While big corporations may be restricted in harvesting huge profits, smaller operations can flourish, and are already growing a wide variety of everyday crops, many sold at farmers’ markets around the state. Hawaii is also a superb place to grow exotic fruits, which have been a growing export for the state. All of these keep a bigger share of profits in the local economy, instead of going into shareholders’ pockets on the mainland or in other countries. It’s a no-brainer that Maui will do better without Big Ag mono-cropping.

“My last name’s Fitzpatrick and so I’m Irish,” say UHMC science instructor and County Council candidate John Fitzpatrick. “The vast majority of Irish came to America because of the potato famine, and the famine happened because they were growing only one type of potato. Had they been growing more types, the blight would not have caused famine.”

The biggest thing that makes my blood pressure go up is the number of outright lies in the very slick commercials funded by the Big Ag companies. GMOs may be safe, but I don’t want their chemically sprayed products anyway. No, they are not traditional, except in the sense that ravaging Hawaii for agricultural export has become a tradition.

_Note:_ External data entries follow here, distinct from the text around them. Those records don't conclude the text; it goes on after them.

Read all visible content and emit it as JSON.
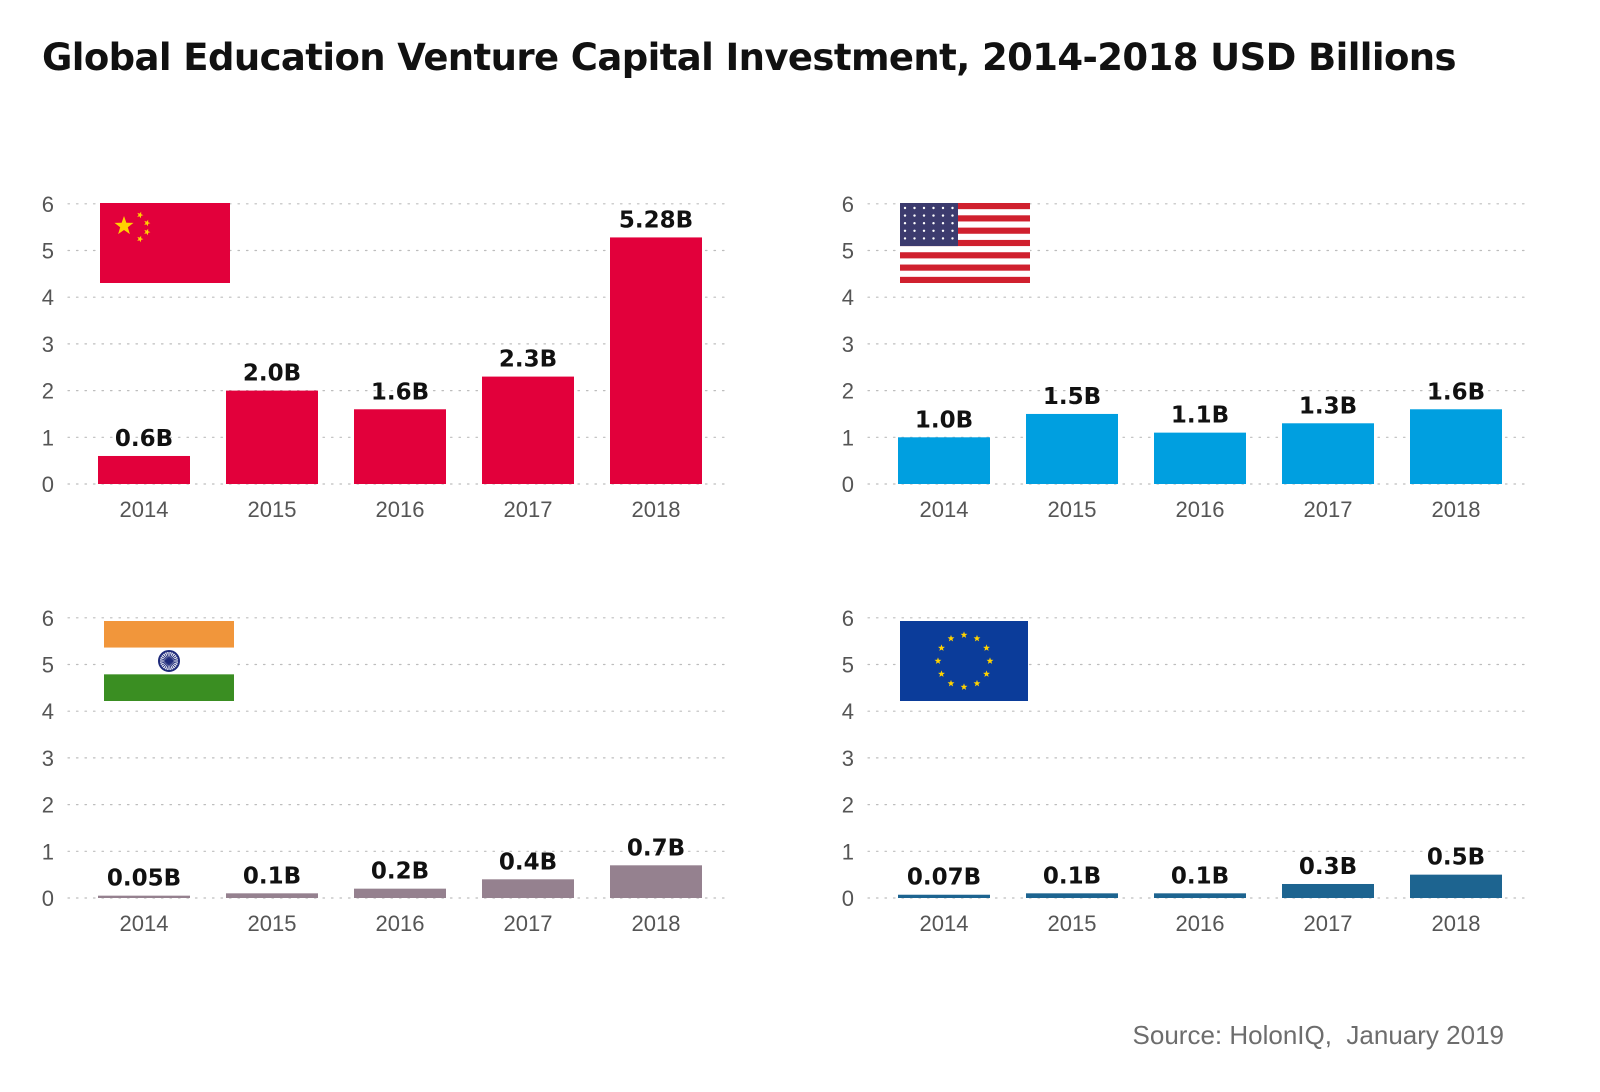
{
  "title": "Global Education Venture Capital Investment, 2014-2018 USD Billions",
  "source": "Source: HolonIQ,  January 2019",
  "chart_data": [
    {
      "type": "bar",
      "flag": "china-flag",
      "color": "#E2003B",
      "categories": [
        "2014",
        "2015",
        "2016",
        "2017",
        "2018"
      ],
      "values": [
        0.6,
        2.0,
        1.6,
        2.3,
        5.28
      ],
      "labels": [
        "0.6B",
        "2.0B",
        "1.6B",
        "2.3B",
        "5.28B"
      ],
      "yticks": [
        "0",
        "1",
        "2",
        "3",
        "4",
        "5",
        "6"
      ],
      "ylim": [
        0,
        6
      ],
      "grid": true
    },
    {
      "type": "bar",
      "flag": "usa-flag",
      "color": "#009FE0",
      "categories": [
        "2014",
        "2015",
        "2016",
        "2017",
        "2018"
      ],
      "values": [
        1.0,
        1.5,
        1.1,
        1.3,
        1.6
      ],
      "labels": [
        "1.0B",
        "1.5B",
        "1.1B",
        "1.3B",
        "1.6B"
      ],
      "yticks": [
        "0",
        "1",
        "2",
        "3",
        "4",
        "5",
        "6"
      ],
      "ylim": [
        0,
        6
      ],
      "grid": true
    },
    {
      "type": "bar",
      "flag": "india-flag",
      "color": "#95818F",
      "categories": [
        "2014",
        "2015",
        "2016",
        "2017",
        "2018"
      ],
      "values": [
        0.05,
        0.1,
        0.2,
        0.4,
        0.7
      ],
      "labels": [
        "0.05B",
        "0.1B",
        "0.2B",
        "0.4B",
        "0.7B"
      ],
      "yticks": [
        "0",
        "1",
        "2",
        "3",
        "4",
        "5",
        "6"
      ],
      "ylim": [
        0,
        6
      ],
      "grid": true
    },
    {
      "type": "bar",
      "flag": "eu-flag",
      "color": "#1D6490",
      "categories": [
        "2014",
        "2015",
        "2016",
        "2017",
        "2018"
      ],
      "values": [
        0.07,
        0.1,
        0.1,
        0.3,
        0.5
      ],
      "labels": [
        "0.07B",
        "0.1B",
        "0.1B",
        "0.3B",
        "0.5B"
      ],
      "yticks": [
        "0",
        "1",
        "2",
        "3",
        "4",
        "5",
        "6"
      ],
      "ylim": [
        0,
        6
      ],
      "grid": true
    }
  ]
}
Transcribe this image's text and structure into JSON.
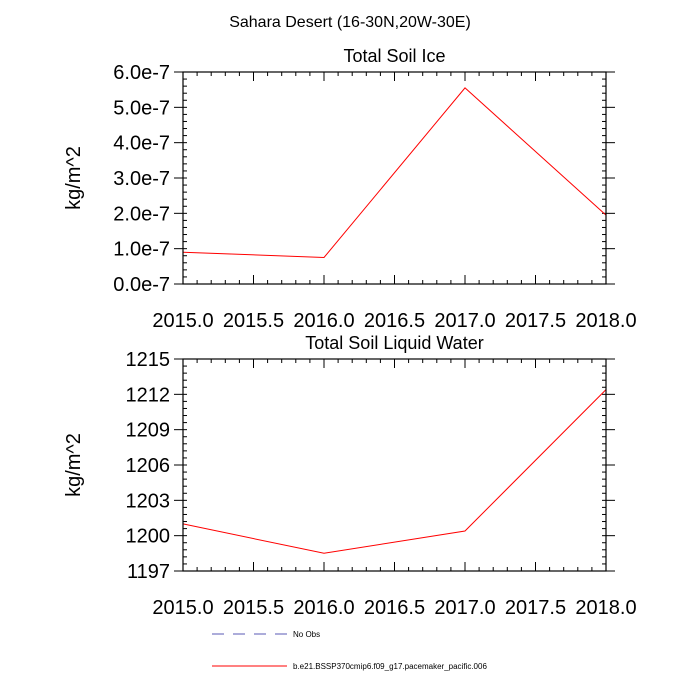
{
  "figure": {
    "suptitle": "Sahara Desert (16-30N,20W-30E)"
  },
  "chart_data": [
    {
      "type": "line",
      "title": "Total Soil Ice",
      "xlabel": "",
      "ylabel": "kg/m^2",
      "xlim": [
        2015.0,
        2018.0
      ],
      "ylim": [
        0.0,
        6e-07
      ],
      "x_ticks": [
        2015.0,
        2015.5,
        2016.0,
        2016.5,
        2017.0,
        2017.5,
        2018.0
      ],
      "x_tick_labels": [
        "2015.0",
        "2015.5",
        "2016.0",
        "2016.5",
        "2017.0",
        "2017.5",
        "2018.0"
      ],
      "y_ticks": [
        0.0,
        1e-07,
        2e-07,
        3e-07,
        4e-07,
        5e-07,
        6e-07
      ],
      "y_tick_labels": [
        "0.0e-7",
        "1.0e-7",
        "2.0e-7",
        "3.0e-7",
        "4.0e-7",
        "5.0e-7",
        "6.0e-7"
      ],
      "series": [
        {
          "name": "b.e21.BSSP370cmip6.f09_g17.pacemaker_pacific.006",
          "color": "#ff0000",
          "x": [
            2015.0,
            2016.0,
            2017.0,
            2018.0
          ],
          "y": [
            9e-08,
            7.5e-08,
            5.55e-07,
            1.95e-07
          ]
        }
      ],
      "grid": false
    },
    {
      "type": "line",
      "title": "Total Soil Liquid Water",
      "xlabel": "",
      "ylabel": "kg/m^2",
      "xlim": [
        2015.0,
        2018.0
      ],
      "ylim": [
        1197,
        1215
      ],
      "x_ticks": [
        2015.0,
        2015.5,
        2016.0,
        2016.5,
        2017.0,
        2017.5,
        2018.0
      ],
      "x_tick_labels": [
        "2015.0",
        "2015.5",
        "2016.0",
        "2016.5",
        "2017.0",
        "2017.5",
        "2018.0"
      ],
      "y_ticks": [
        1197,
        1200,
        1203,
        1206,
        1209,
        1212,
        1215
      ],
      "y_tick_labels": [
        "1197",
        "1200",
        "1203",
        "1206",
        "1209",
        "1212",
        "1215"
      ],
      "series": [
        {
          "name": "b.e21.BSSP370cmip6.f09_g17.pacemaker_pacific.006",
          "color": "#ff0000",
          "x": [
            2015.0,
            2016.0,
            2017.0,
            2018.0
          ],
          "y": [
            1201.0,
            1198.5,
            1200.4,
            1212.4
          ]
        }
      ],
      "grid": false
    }
  ],
  "legend": {
    "placement": "bottom",
    "entries": [
      {
        "label": "No Obs",
        "color": "#5a5ab4",
        "style": "dashed"
      },
      {
        "label": "b.e21.BSSP370cmip6.f09_g17.pacemaker_pacific.006",
        "color": "#ff0000",
        "style": "solid"
      }
    ]
  }
}
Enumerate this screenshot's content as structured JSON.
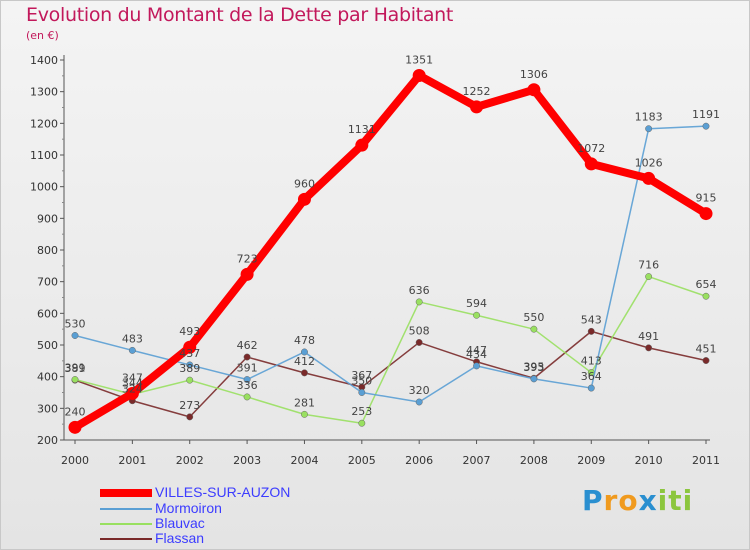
{
  "title": "Evolution du Montant de la Dette par Habitant",
  "unit": "(en €)",
  "colors": {
    "title": "#c2185b",
    "legend_text": "#3c3cff",
    "VILLES-SUR-AUZON": "#ff0000",
    "Mormoiron": "#5a9fd4",
    "Blauvac": "#99e060",
    "Flassan": "#7a2a2a"
  },
  "chart_data": {
    "type": "line",
    "title": "Evolution du Montant de la Dette par Habitant",
    "ylabel": "(en €)",
    "xlabel": "",
    "x": [
      "2000",
      "2001",
      "2002",
      "2003",
      "2004",
      "2005",
      "2006",
      "2007",
      "2008",
      "2009",
      "2010",
      "2011"
    ],
    "ylim": [
      200,
      1400
    ],
    "yticks": [
      200,
      300,
      400,
      500,
      600,
      700,
      800,
      900,
      1000,
      1100,
      1200,
      1300,
      1400
    ],
    "grid": false,
    "legend_position": "bottom-left",
    "series": [
      {
        "name": "VILLES-SUR-AUZON",
        "values": [
          240,
          347,
          493,
          723,
          960,
          1131,
          1351,
          1252,
          1306,
          1072,
          1026,
          915
        ],
        "labels": [
          "240",
          "347",
          "493",
          "723",
          "960",
          "1131",
          "1351",
          "1252",
          "1306",
          "1072",
          "1026",
          "915"
        ]
      },
      {
        "name": "Mormoiron",
        "values": [
          530,
          483,
          437,
          391,
          478,
          350,
          320,
          434,
          393,
          364,
          1183,
          1191
        ],
        "labels": [
          "530",
          "483",
          "437",
          "391",
          "478",
          "350",
          "320",
          "434",
          "393",
          "364",
          "1183",
          "1191"
        ]
      },
      {
        "name": "Blauvac",
        "values": [
          391,
          344,
          389,
          336,
          281,
          253,
          636,
          594,
          550,
          413,
          716,
          654
        ],
        "labels": [
          "391",
          "344",
          "389",
          "336",
          "281",
          "253",
          "636",
          "594",
          "550",
          "413",
          "716",
          "654"
        ]
      },
      {
        "name": "Flassan",
        "values": [
          389,
          324,
          273,
          462,
          412,
          367,
          508,
          447,
          395,
          543,
          491,
          451
        ],
        "labels": [
          "389",
          "324",
          "273",
          "462",
          "412",
          "367",
          "508",
          "447",
          "395",
          "543",
          "491",
          "451"
        ]
      }
    ]
  },
  "legend": [
    {
      "label": "VILLES-SUR-AUZON"
    },
    {
      "label": "Mormoiron"
    },
    {
      "label": "Blauvac"
    },
    {
      "label": "Flassan"
    }
  ],
  "logo": {
    "text": "Proxiti",
    "letters": [
      "P",
      "r",
      "o",
      "x",
      "i",
      "t",
      "i"
    ],
    "letter_colors": [
      "#2a8fd0",
      "#f09a1e",
      "#f09a1e",
      "#2a8fd0",
      "#8cc63e",
      "#8cc63e",
      "#8cc63e"
    ]
  }
}
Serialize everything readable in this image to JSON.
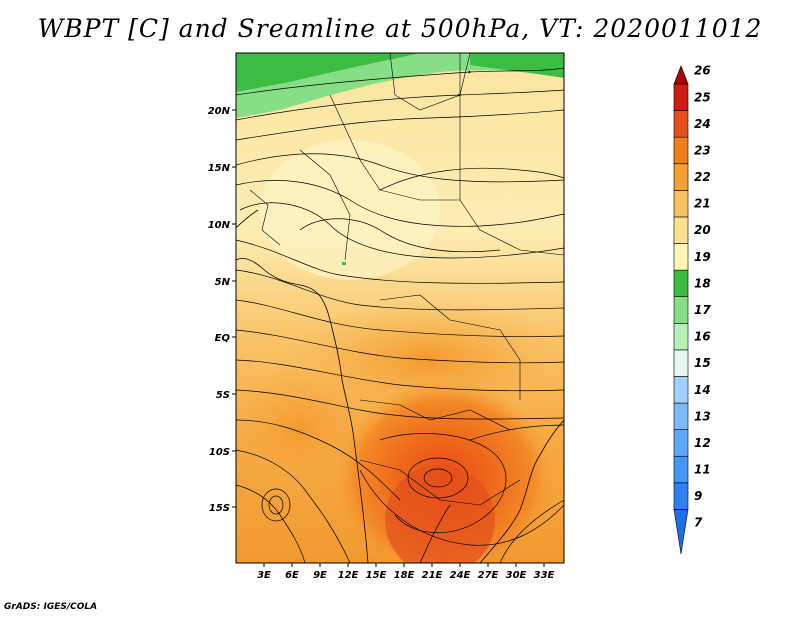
{
  "title": "WBPT [C] and Sreamline at 500hPa, VT: 2020011012",
  "credit": "GrADS: IGES/COLA",
  "map": {
    "lat_labels": [
      "20N",
      "15N",
      "10N",
      "5N",
      "EQ",
      "5S",
      "10S",
      "15S"
    ],
    "lon_labels": [
      "3E",
      "6E",
      "9E",
      "12E",
      "15E",
      "18E",
      "21E",
      "24E",
      "27E",
      "30E",
      "33E"
    ]
  },
  "colorbar": {
    "labels": [
      "7",
      "9",
      "11",
      "12",
      "13",
      "14",
      "15",
      "16",
      "17",
      "18",
      "19",
      "20",
      "21",
      "22",
      "23",
      "24",
      "25",
      "26"
    ],
    "colors": [
      "#1e6ee6",
      "#2e82ef",
      "#4696f5",
      "#5fa8f9",
      "#7ab9fb",
      "#a3d0fd",
      "#e6f7f4",
      "#b8efb4",
      "#86df87",
      "#3cbc42",
      "#fdf6b8",
      "#fbe190",
      "#f9c160",
      "#f5a032",
      "#f07f1a",
      "#e2501c",
      "#cc1d10",
      "#a50707"
    ]
  }
}
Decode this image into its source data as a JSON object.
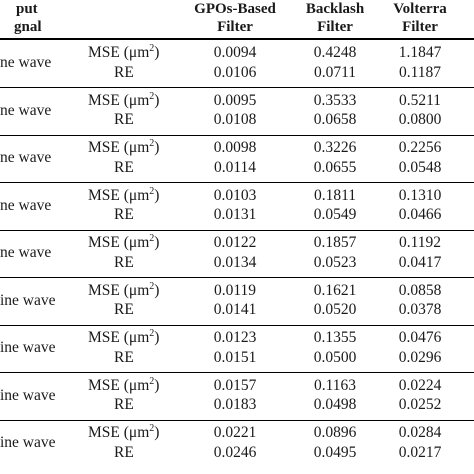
{
  "header": {
    "input_signal_line1": "put",
    "input_signal_line2": "gnal",
    "columns": [
      {
        "line1": "GPOs-Based",
        "line2": "Filter"
      },
      {
        "line1": "Backlash",
        "line2": "Filter"
      },
      {
        "line1": "Volterra",
        "line2": "Filter"
      }
    ]
  },
  "rows": [
    {
      "signal": "ne wave",
      "mse_label": "MSE (μm",
      "mse_sup": "2",
      "mse_close": ")",
      "re_label": "RE",
      "mse": [
        "0.0094",
        "0.4248",
        "1.1847"
      ],
      "re": [
        "0.0106",
        "0.0711",
        "0.1187"
      ]
    },
    {
      "signal": "ne wave",
      "mse_label": "MSE (μm",
      "mse_sup": "2",
      "mse_close": ")",
      "re_label": "RE",
      "mse": [
        "0.0095",
        "0.3533",
        "0.5211"
      ],
      "re": [
        "0.0108",
        "0.0658",
        "0.0800"
      ]
    },
    {
      "signal": "ne wave",
      "mse_label": "MSE (μm",
      "mse_sup": "2",
      "mse_close": ")",
      "re_label": "RE",
      "mse": [
        "0.0098",
        "0.3226",
        "0.2256"
      ],
      "re": [
        "0.0114",
        "0.0655",
        "0.0548"
      ]
    },
    {
      "signal": "ne wave",
      "mse_label": "MSE (μm",
      "mse_sup": "2",
      "mse_close": ")",
      "re_label": "RE",
      "mse": [
        "0.0103",
        "0.1811",
        "0.1310"
      ],
      "re": [
        "0.0131",
        "0.0549",
        "0.0466"
      ]
    },
    {
      "signal": "ne wave",
      "mse_label": "MSE (μm",
      "mse_sup": "2",
      "mse_close": ")",
      "re_label": "RE",
      "mse": [
        "0.0122",
        "0.1857",
        "0.1192"
      ],
      "re": [
        "0.0134",
        "0.0523",
        "0.0417"
      ]
    },
    {
      "signal": "ine wave",
      "mse_label": "MSE (μm",
      "mse_sup": "2",
      "mse_close": ")",
      "re_label": "RE",
      "mse": [
        "0.0119",
        "0.1621",
        "0.0858"
      ],
      "re": [
        "0.0141",
        "0.0520",
        "0.0378"
      ]
    },
    {
      "signal": "ine wave",
      "mse_label": "MSE (μm",
      "mse_sup": "2",
      "mse_close": ")",
      "re_label": "RE",
      "mse": [
        "0.0123",
        "0.1355",
        "0.0476"
      ],
      "re": [
        "0.0151",
        "0.0500",
        "0.0296"
      ]
    },
    {
      "signal": "ine wave",
      "mse_label": "MSE (μm",
      "mse_sup": "2",
      "mse_close": ")",
      "re_label": "RE",
      "mse": [
        "0.0157",
        "0.1163",
        "0.0224"
      ],
      "re": [
        "0.0183",
        "0.0498",
        "0.0252"
      ]
    },
    {
      "signal": "ine wave",
      "mse_label": "MSE (μm",
      "mse_sup": "2",
      "mse_close": ")",
      "re_label": "RE",
      "mse": [
        "0.0221",
        "0.0896",
        "0.0284"
      ],
      "re": [
        "0.0246",
        "0.0495",
        "0.0217"
      ]
    }
  ]
}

But the biggest lie of all? The Maui bill is in no way a “ban on farming,” as the flashy commercials proclaim. It only places a moratorium on GMOs until an EIS can be run, and it affects no other farming practices at all. Monsanto and their ilk seem to think we are small-town rubes easily fooled by official sounding scary words. I, for one, am not hoodwinked by slick TV spots and mailers in my postal box. I am offended by their audacity to lie in such a brazen way.

Let’s get real. Who benefits in the short and long term? What do the people of Maui want, minus the obfuscation of frightening commercials, and yes, they are commercials and not public service announcements, if one considers that Citizens Against Maui County Farming Ban is led by Adolph Helm of the Mycogen operation on Molokai.

So if you think trashing our precious and limited island environment is a tradition worth saving, by all means, vote to block the GMO initiative. I’m sure the tons of chemicals sprayed on Maui will make it a healthier place for your children, right? Pigs may fly on airplanes in insurance company commercials, but traditional pigs stay on the ground, and traditional agriculture does not involve inserting bacillus thuringiensis into the genome of my family’s dinner or hosing it down with a wide variety of toxic chemicals.